John Young

Personal information
- Date of birth: 19 September 1957
- Place of birth: Edinburgh, Scotland
- Date of death: 2017 (age 59)
- Position: Midfielder

Youth career
- -1976: Links B.C.
- 1977–1979: Hartwick College

Senior career*
- Years: Team / Apps / (Gls)
- 1976-1977: Meadowbank Thistle / 26 / (7)
- 1980–1981: Denver Avalanche (indoor) / 7 / (1)

= John Young (footballer, born 1957) =

Scottish footballer

John Young is a Scottish retired association football midfielder who played professionally in the Major Indoor Soccer League and in the Scottish Football League for Meadowbank Thistle.

Young played his youth football with Links Boys Club in Edinhurgh, playing for Scotland at under-16 level, before joining up with Meadowbank Thistle.
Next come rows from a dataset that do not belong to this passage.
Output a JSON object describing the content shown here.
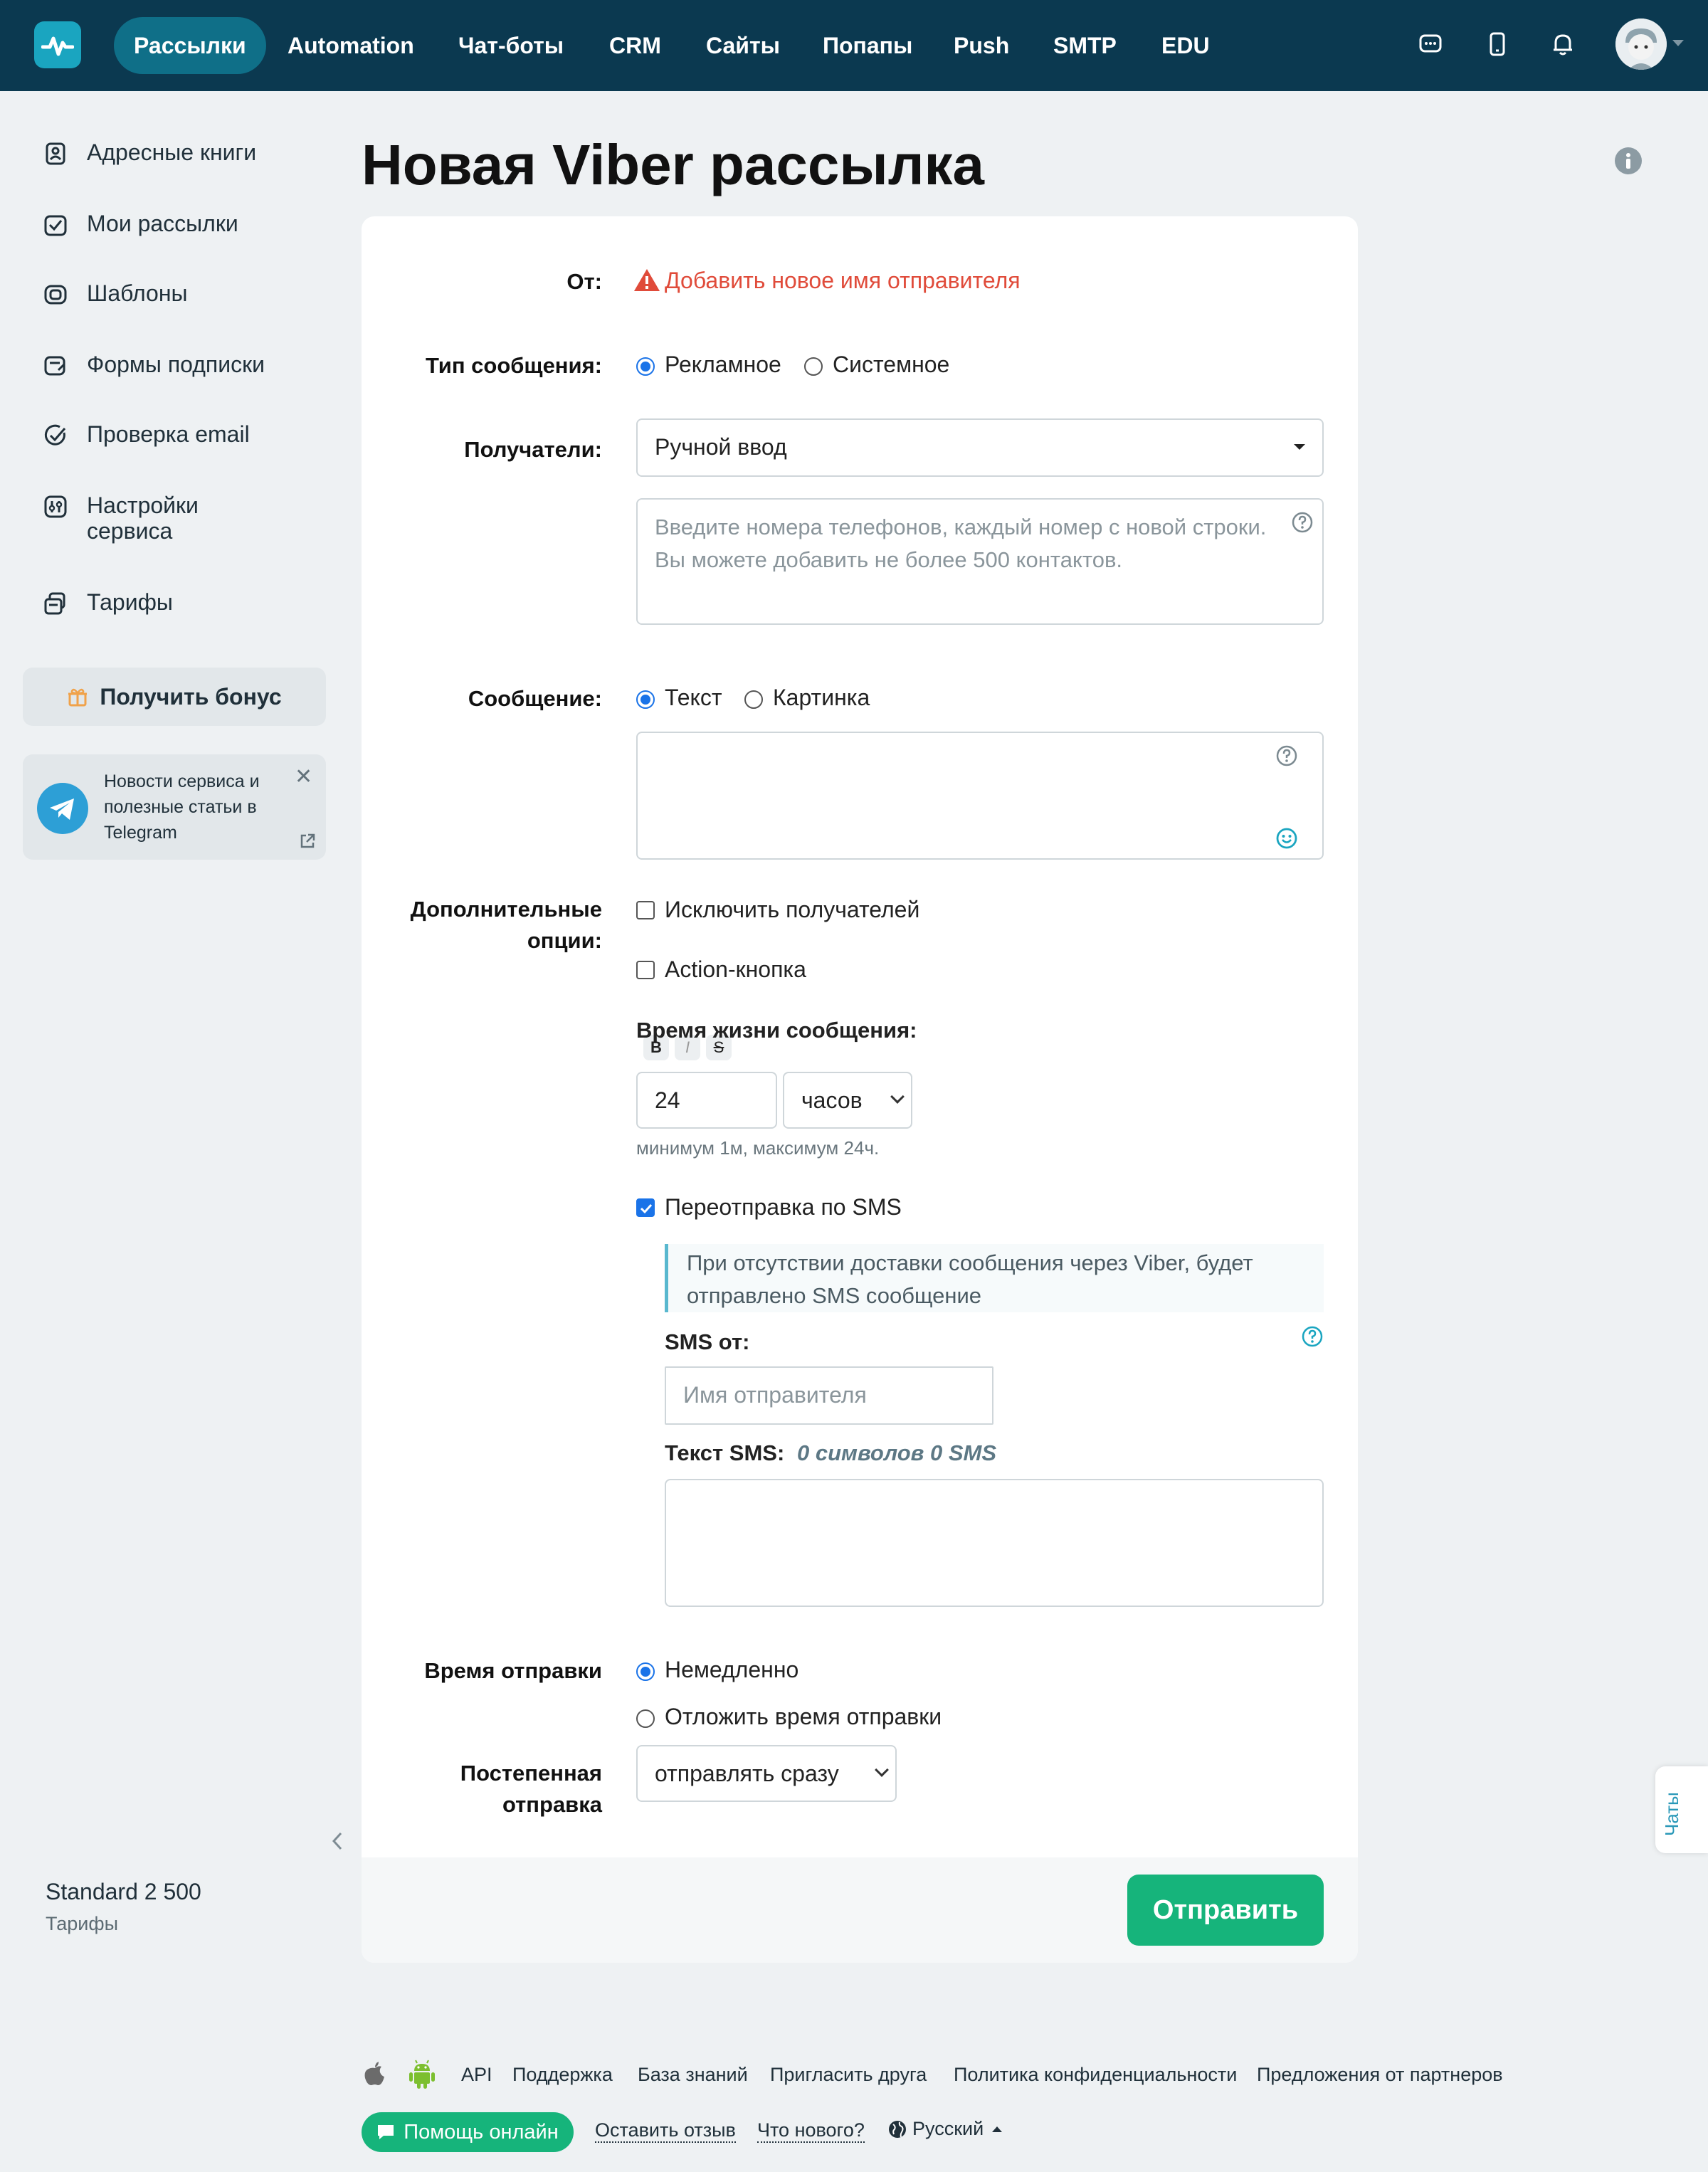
{
  "nav": {
    "items": [
      "Рассылки",
      "Automation",
      "Чат-боты",
      "CRM",
      "Сайты",
      "Попапы",
      "Push",
      "SMTP",
      "EDU"
    ],
    "active_index": 0
  },
  "sidebar": {
    "items": [
      {
        "label": "Адресные книги",
        "icon": "address-book-icon"
      },
      {
        "label": "Мои рассылки",
        "icon": "mailings-icon"
      },
      {
        "label": "Шаблоны",
        "icon": "templates-icon"
      },
      {
        "label": "Формы подписки",
        "icon": "forms-icon"
      },
      {
        "label": "Проверка email",
        "icon": "check-email-icon"
      },
      {
        "label": "Настройки сервиса",
        "icon": "settings-icon"
      },
      {
        "label": "Тарифы",
        "icon": "tariffs-icon"
      }
    ],
    "bonus_label": "Получить бонус",
    "telegram_text": "Новости сервиса и полезные статьи в Telegram",
    "plan_name": "Standard 2 500",
    "plan_link": "Тарифы"
  },
  "page": {
    "title": "Новая Viber рассылка"
  },
  "form": {
    "from_label": "От:",
    "from_warning": "Добавить новое имя отправителя",
    "msg_type_label": "Тип сообщения:",
    "msg_type_options": [
      "Рекламное",
      "Системное"
    ],
    "recipients_label": "Получатели:",
    "recipients_select": "Ручной ввод",
    "phones_placeholder": "Введите номера телефонов, каждый номер с новой строки. Вы можете добавить не более 500 контактов.",
    "message_label": "Сообщение:",
    "message_options": [
      "Текст",
      "Картинка"
    ],
    "format_buttons": [
      "B",
      "I",
      "S"
    ],
    "extra_label": "Дополнительные опции:",
    "exclude_label": "Исключить получателей",
    "action_button_label": "Action-кнопка",
    "lifetime_label": "Время жизни сообщения:",
    "lifetime_value": "24",
    "lifetime_unit": "часов",
    "lifetime_hint": "минимум 1м, максимум 24ч.",
    "sms_resend_label": "Переотправка по SMS",
    "sms_resend_checked": true,
    "sms_note": "При отсутствии доставки сообщения через Viber, будет отправлено SMS сообщение",
    "sms_from_label": "SMS от:",
    "sms_from_placeholder": "Имя отправителя",
    "sms_text_label": "Текст SMS:",
    "sms_counter": "0 символов 0 SMS",
    "send_time_label": "Время отправки",
    "send_time_options": [
      "Немедленно",
      "Отложить время отправки"
    ],
    "gradual_label": "Постепенная отправка",
    "gradual_value": "отправлять сразу",
    "submit_label": "Отправить"
  },
  "chats_tab": "Чаты",
  "footer": {
    "links": [
      "API",
      "Поддержка",
      "База знаний",
      "Пригласить друга",
      "Политика конфиденциальности",
      "Предложения от партнеров"
    ],
    "help_button": "Помощь онлайн",
    "feedback": "Оставить отзыв",
    "whats_new": "Что нового?",
    "language": "Русский"
  },
  "colors": {
    "topbar": "#0b3950",
    "nav_active": "#0f6f88",
    "accent_green": "#16b47b",
    "warning_red": "#e04b3a",
    "link_teal": "#2a98b8"
  }
}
He played 26 games, scoring seven goals, before he was offered a scholarship at Hartwick College, where he played from 1977 to 1979. In his freshman season, he was part of the Hawks' NCAA Men's Division I Soccer Championship and Young was selected as the Final Four's Offensive MVP. He was a 1979 First Team All American.

He played for the Denver Avalanche of the Major Indoor Soccer League during the 1980–1981 season.